Pennsylvania Genealogical Society Magazine - 1895
Sailing of the Ship " Submission " in 1682.
The log of the ship “Submission," of which the following is a copy, commences the fourth day of the week, sixth day of the seventh month (September) and ends on the seventh day of the week, the twenty-first day of the eighth month, 1682.
The vessel at this day being near the mouth of the Chesapeake Bay, which appears by the entry made on the nineteenth day of October, at which time the odor from the pines was noticed, "supposing ourselves not to be within 80 leagues." Phineas Pemberton in his record states that they arrived in the Choptank, Maryland, on the second day of ninth month, 1682, thus making the voyage in fifty-eight days from port to port, the last days of the passage not being recorded in the log.
As Captain Settle was bound for another port, and the weather being overcast, it is highly probable that upon the twenty-first day of the seventh month he did not know where he was, and therefore did not complete the log.
Many of the passengers remained in Maryland for a considerable time (some of them married there), and then walked to Appoquinimink, the lowest section of New Castle County, about forty miles from the place of landing, and twenty miles south of the established town of New Castle.

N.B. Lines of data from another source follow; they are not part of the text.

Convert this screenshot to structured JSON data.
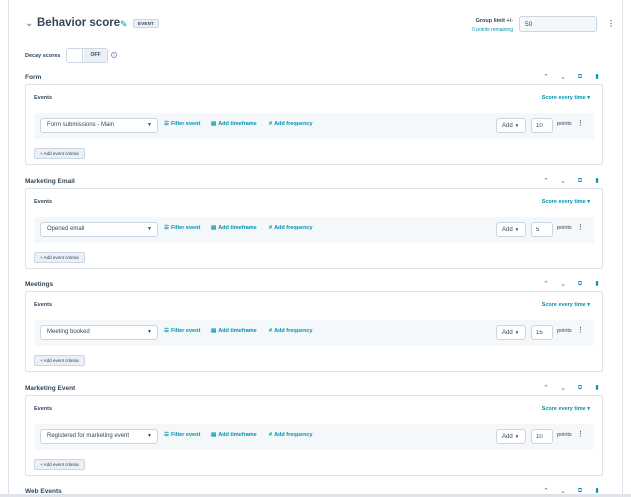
{
  "header": {
    "title": "Behavior score",
    "badge": "EVENT",
    "group_limit_label": "Group limit +/-",
    "group_limit_sub": "0 points remaining",
    "group_limit_value": "50"
  },
  "decay": {
    "label": "Decay scores",
    "toggle_state": "OFF"
  },
  "common": {
    "events_label": "Events",
    "score_every": "Score every time",
    "filter_event": "Filter event",
    "add_timeframe": "Add timeframe",
    "add_frequency": "Add frequency",
    "add_label": "Add",
    "points_label": "points",
    "add_criteria": "+ Add event criteria"
  },
  "sections": [
    {
      "title": "Form",
      "event": "Form submissions - Main",
      "points": "10"
    },
    {
      "title": "Marketing Email",
      "event": "Opened email",
      "points": "5"
    },
    {
      "title": "Meetings",
      "event": "Meeting booked",
      "points": "15"
    },
    {
      "title": "Marketing Event",
      "event": "Registered for marketing event",
      "points": "10"
    },
    {
      "title": "Web Events"
    }
  ],
  "icons": {
    "chevron": "chevron-down-icon",
    "edit": "pencil-icon",
    "kebab": "kebab-menu-icon",
    "info": "info-icon",
    "move_up": "chevron-up-icon",
    "move_down": "chevron-down-icon",
    "clone": "clone-icon",
    "delete": "trash-icon",
    "filter": "filter-icon",
    "calendar": "calendar-icon",
    "frequency": "hash-icon"
  },
  "colors": {
    "accent": "#0091ae",
    "text": "#33475b",
    "border": "#cbd6e2",
    "row_bg": "#f5f8fa"
  }
}
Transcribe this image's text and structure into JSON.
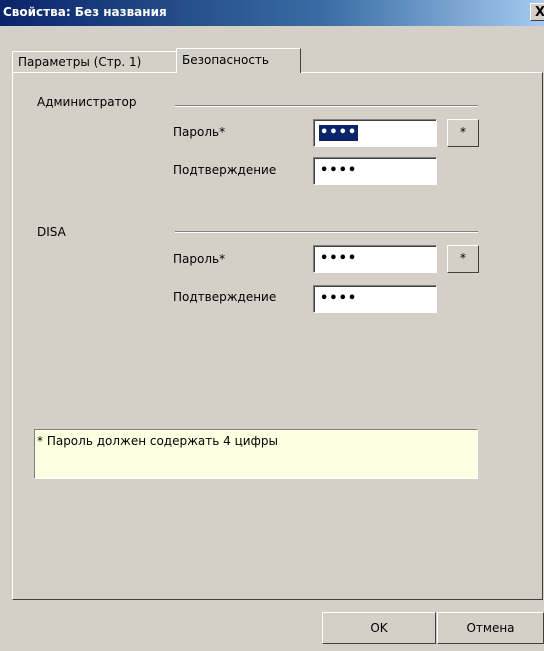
{
  "window": {
    "title": "Свойства: Без названия",
    "close_glyph": "X"
  },
  "tabs": [
    {
      "label": "Параметры (Стр. 1)",
      "active": false
    },
    {
      "label": "Безопасность",
      "active": true
    }
  ],
  "admin": {
    "group_label": "Администратор",
    "password_label": "Пароль*",
    "password_value": "••••",
    "confirm_label": "Подтверждение",
    "confirm_value": "••••",
    "star_label": "*"
  },
  "disa": {
    "group_label": "DISA",
    "password_label": "Пароль*",
    "password_value": "••••",
    "confirm_label": "Подтверждение",
    "confirm_value": "••••",
    "star_label": "*"
  },
  "note": "* Пароль должен содержать 4 цифры",
  "buttons": {
    "ok": "OK",
    "cancel": "Отмена"
  },
  "colors": {
    "face": "#d4d0c8",
    "selection": "#0a246a",
    "note_bg": "#ffffe1"
  }
}
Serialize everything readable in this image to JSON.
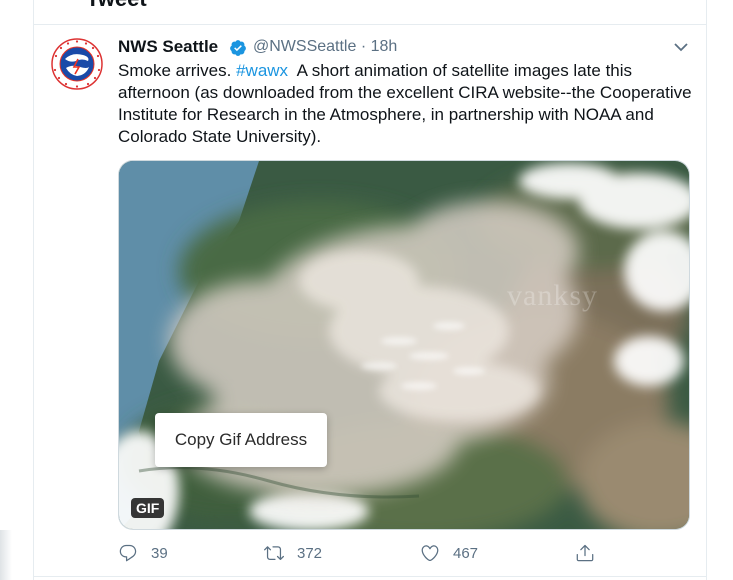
{
  "header": {
    "title": "Tweet"
  },
  "tweet": {
    "author_name": "NWS Seattle",
    "handle": "@NWSSeattle",
    "separator": "·",
    "time": "18h",
    "text_plain_1": "Smoke arrives. ",
    "hashtag": "#wawx",
    "text_plain_2": "  A short animation of satellite images late this afternoon (as downloaded from the excellent CIRA website--the Cooperative Institute for Research in the Atmosphere, in partnership with NOAA and Colorado State University).",
    "avatar_icon": "nws-logo-icon",
    "verified_icon": "verified-badge-icon",
    "menu_icon": "chevron-down-icon"
  },
  "media": {
    "type": "gif",
    "badge": "GIF",
    "watermark": "vanksy",
    "context_menu_item": "Copy Gif Address"
  },
  "actions": {
    "reply": {
      "icon": "reply-icon",
      "count": "39"
    },
    "retweet": {
      "icon": "retweet-icon",
      "count": "372"
    },
    "like": {
      "icon": "heart-icon",
      "count": "467"
    },
    "share": {
      "icon": "share-icon"
    }
  },
  "colors": {
    "accent": "#1b95e0",
    "text": "#0f1419",
    "secondary_text": "#5b7083",
    "divider": "#e6ecf0"
  }
}
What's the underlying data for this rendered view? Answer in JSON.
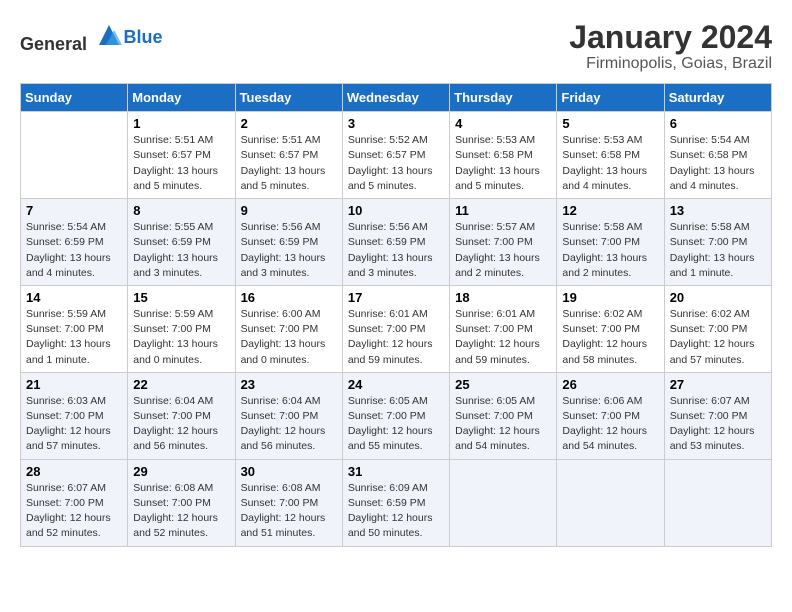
{
  "header": {
    "logo_general": "General",
    "logo_blue": "Blue",
    "month": "January 2024",
    "location": "Firminopolis, Goias, Brazil"
  },
  "days_of_week": [
    "Sunday",
    "Monday",
    "Tuesday",
    "Wednesday",
    "Thursday",
    "Friday",
    "Saturday"
  ],
  "weeks": [
    [
      {
        "date": "",
        "info": ""
      },
      {
        "date": "1",
        "info": "Sunrise: 5:51 AM\nSunset: 6:57 PM\nDaylight: 13 hours\nand 5 minutes."
      },
      {
        "date": "2",
        "info": "Sunrise: 5:51 AM\nSunset: 6:57 PM\nDaylight: 13 hours\nand 5 minutes."
      },
      {
        "date": "3",
        "info": "Sunrise: 5:52 AM\nSunset: 6:57 PM\nDaylight: 13 hours\nand 5 minutes."
      },
      {
        "date": "4",
        "info": "Sunrise: 5:53 AM\nSunset: 6:58 PM\nDaylight: 13 hours\nand 5 minutes."
      },
      {
        "date": "5",
        "info": "Sunrise: 5:53 AM\nSunset: 6:58 PM\nDaylight: 13 hours\nand 4 minutes."
      },
      {
        "date": "6",
        "info": "Sunrise: 5:54 AM\nSunset: 6:58 PM\nDaylight: 13 hours\nand 4 minutes."
      }
    ],
    [
      {
        "date": "7",
        "info": "Sunrise: 5:54 AM\nSunset: 6:59 PM\nDaylight: 13 hours\nand 4 minutes."
      },
      {
        "date": "8",
        "info": "Sunrise: 5:55 AM\nSunset: 6:59 PM\nDaylight: 13 hours\nand 3 minutes."
      },
      {
        "date": "9",
        "info": "Sunrise: 5:56 AM\nSunset: 6:59 PM\nDaylight: 13 hours\nand 3 minutes."
      },
      {
        "date": "10",
        "info": "Sunrise: 5:56 AM\nSunset: 6:59 PM\nDaylight: 13 hours\nand 3 minutes."
      },
      {
        "date": "11",
        "info": "Sunrise: 5:57 AM\nSunset: 7:00 PM\nDaylight: 13 hours\nand 2 minutes."
      },
      {
        "date": "12",
        "info": "Sunrise: 5:58 AM\nSunset: 7:00 PM\nDaylight: 13 hours\nand 2 minutes."
      },
      {
        "date": "13",
        "info": "Sunrise: 5:58 AM\nSunset: 7:00 PM\nDaylight: 13 hours\nand 1 minute."
      }
    ],
    [
      {
        "date": "14",
        "info": "Sunrise: 5:59 AM\nSunset: 7:00 PM\nDaylight: 13 hours\nand 1 minute."
      },
      {
        "date": "15",
        "info": "Sunrise: 5:59 AM\nSunset: 7:00 PM\nDaylight: 13 hours\nand 0 minutes."
      },
      {
        "date": "16",
        "info": "Sunrise: 6:00 AM\nSunset: 7:00 PM\nDaylight: 13 hours\nand 0 minutes."
      },
      {
        "date": "17",
        "info": "Sunrise: 6:01 AM\nSunset: 7:00 PM\nDaylight: 12 hours\nand 59 minutes."
      },
      {
        "date": "18",
        "info": "Sunrise: 6:01 AM\nSunset: 7:00 PM\nDaylight: 12 hours\nand 59 minutes."
      },
      {
        "date": "19",
        "info": "Sunrise: 6:02 AM\nSunset: 7:00 PM\nDaylight: 12 hours\nand 58 minutes."
      },
      {
        "date": "20",
        "info": "Sunrise: 6:02 AM\nSunset: 7:00 PM\nDaylight: 12 hours\nand 57 minutes."
      }
    ],
    [
      {
        "date": "21",
        "info": "Sunrise: 6:03 AM\nSunset: 7:00 PM\nDaylight: 12 hours\nand 57 minutes."
      },
      {
        "date": "22",
        "info": "Sunrise: 6:04 AM\nSunset: 7:00 PM\nDaylight: 12 hours\nand 56 minutes."
      },
      {
        "date": "23",
        "info": "Sunrise: 6:04 AM\nSunset: 7:00 PM\nDaylight: 12 hours\nand 56 minutes."
      },
      {
        "date": "24",
        "info": "Sunrise: 6:05 AM\nSunset: 7:00 PM\nDaylight: 12 hours\nand 55 minutes."
      },
      {
        "date": "25",
        "info": "Sunrise: 6:05 AM\nSunset: 7:00 PM\nDaylight: 12 hours\nand 54 minutes."
      },
      {
        "date": "26",
        "info": "Sunrise: 6:06 AM\nSunset: 7:00 PM\nDaylight: 12 hours\nand 54 minutes."
      },
      {
        "date": "27",
        "info": "Sunrise: 6:07 AM\nSunset: 7:00 PM\nDaylight: 12 hours\nand 53 minutes."
      }
    ],
    [
      {
        "date": "28",
        "info": "Sunrise: 6:07 AM\nSunset: 7:00 PM\nDaylight: 12 hours\nand 52 minutes."
      },
      {
        "date": "29",
        "info": "Sunrise: 6:08 AM\nSunset: 7:00 PM\nDaylight: 12 hours\nand 52 minutes."
      },
      {
        "date": "30",
        "info": "Sunrise: 6:08 AM\nSunset: 7:00 PM\nDaylight: 12 hours\nand 51 minutes."
      },
      {
        "date": "31",
        "info": "Sunrise: 6:09 AM\nSunset: 6:59 PM\nDaylight: 12 hours\nand 50 minutes."
      },
      {
        "date": "",
        "info": ""
      },
      {
        "date": "",
        "info": ""
      },
      {
        "date": "",
        "info": ""
      }
    ]
  ]
}
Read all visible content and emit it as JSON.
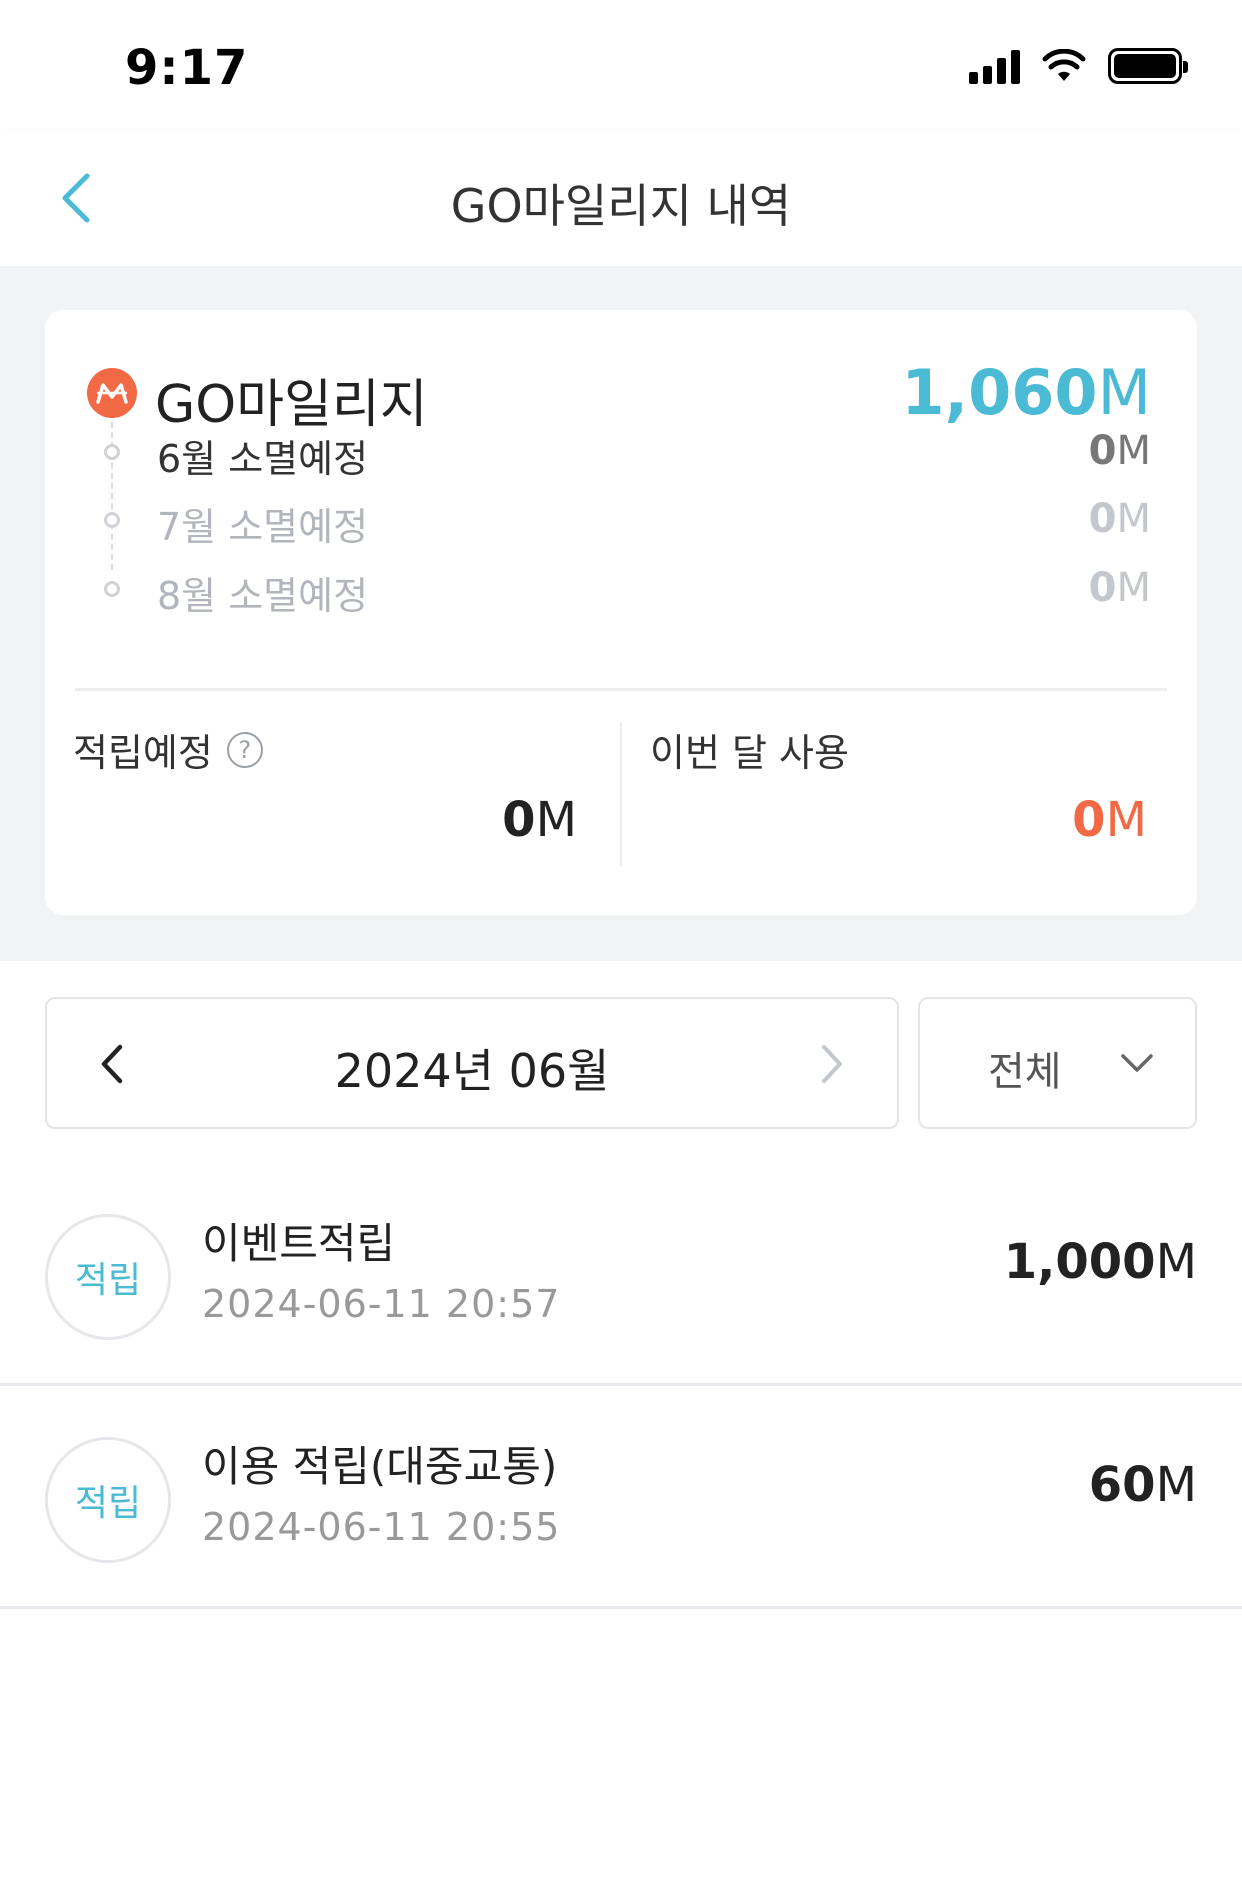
{
  "status_bar": {
    "time": "9:17"
  },
  "header": {
    "title": "GO마일리지 내역"
  },
  "summary": {
    "mileage_label": "GO마일리지",
    "total_value": "1,060",
    "unit": "M",
    "expirations": [
      {
        "label": "6월 소멸예정",
        "value": "0"
      },
      {
        "label": "7월 소멸예정",
        "value": "0"
      },
      {
        "label": "8월 소멸예정",
        "value": "0"
      }
    ],
    "pending_label": "적립예정",
    "pending_value": "0",
    "used_label": "이번 달 사용",
    "used_value": "0"
  },
  "month_selector": {
    "label": "2024년 06월"
  },
  "filter": {
    "label": "전체"
  },
  "transactions": [
    {
      "badge": "적립",
      "name": "이벤트적립",
      "date": "2024-06-11 20:57",
      "amount": "1,000"
    },
    {
      "badge": "적립",
      "name": "이용 적립(대중교통)",
      "date": "2024-06-11 20:55",
      "amount": "60"
    }
  ],
  "colors": {
    "accent": "#4bbad4",
    "highlight": "#f26a45",
    "background": "#f2f3f5"
  }
}
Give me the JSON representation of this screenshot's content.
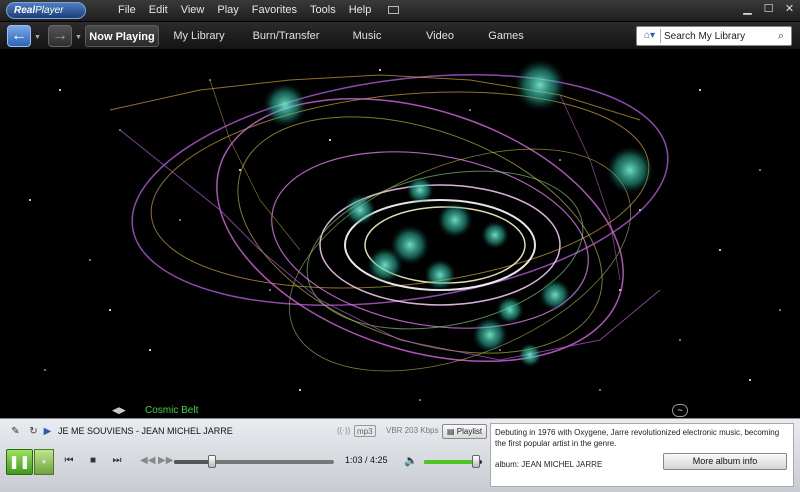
{
  "app": {
    "logo": "Real",
    "logo_suffix": "Player"
  },
  "menu": [
    "File",
    "Edit",
    "View",
    "Play",
    "Favorites",
    "Tools",
    "Help"
  ],
  "tabs": [
    {
      "label": "Now Playing",
      "active": true
    },
    {
      "label": "My Library",
      "active": false
    },
    {
      "label": "Burn/Transfer",
      "active": false
    },
    {
      "label": "Music",
      "active": false
    },
    {
      "label": "Video",
      "active": false
    },
    {
      "label": "Games",
      "active": false
    }
  ],
  "search": {
    "value": "Search My Library"
  },
  "visualization": {
    "name": "Cosmic Belt",
    "name_color": "#3fd13f"
  },
  "track": {
    "title": "JE ME SOUVIENS - JEAN MICHEL JARRE",
    "format": "mp3",
    "bitrate": "VBR 203 Kbps",
    "playlist_label": "Playlist",
    "elapsed": "1:03",
    "duration": "4:25",
    "time_display": "1:03 / 4:25",
    "volume_fraction": 0.9
  },
  "album_info": {
    "blurb": "Debuting in 1976 with Oxygene, Jarre revolutionized electronic music, becoming the first popular artist in the genre.",
    "album": "album: JEAN MICHEL JARRE",
    "more_button": "More album info"
  },
  "colors": {
    "play_green": "#4fc425",
    "nav_blue": "#2b63b8"
  }
}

The most important colonists on the “Submission,' judging from their respective positions in after-life, were Phineas Pemberton and Randle (or Randolph) Blackshaw. Pemberton states in his record that the Blackshaws arrived in Appoquinimink on the fifteenth day of eleventh month, 1683. And as James Harrison, Phineas Pemberton, James Clayton, Randle Blackshaw and Ellis Jones with their families were residents of Bucks County in 1684, it is evident that they did not remain in the lower county long.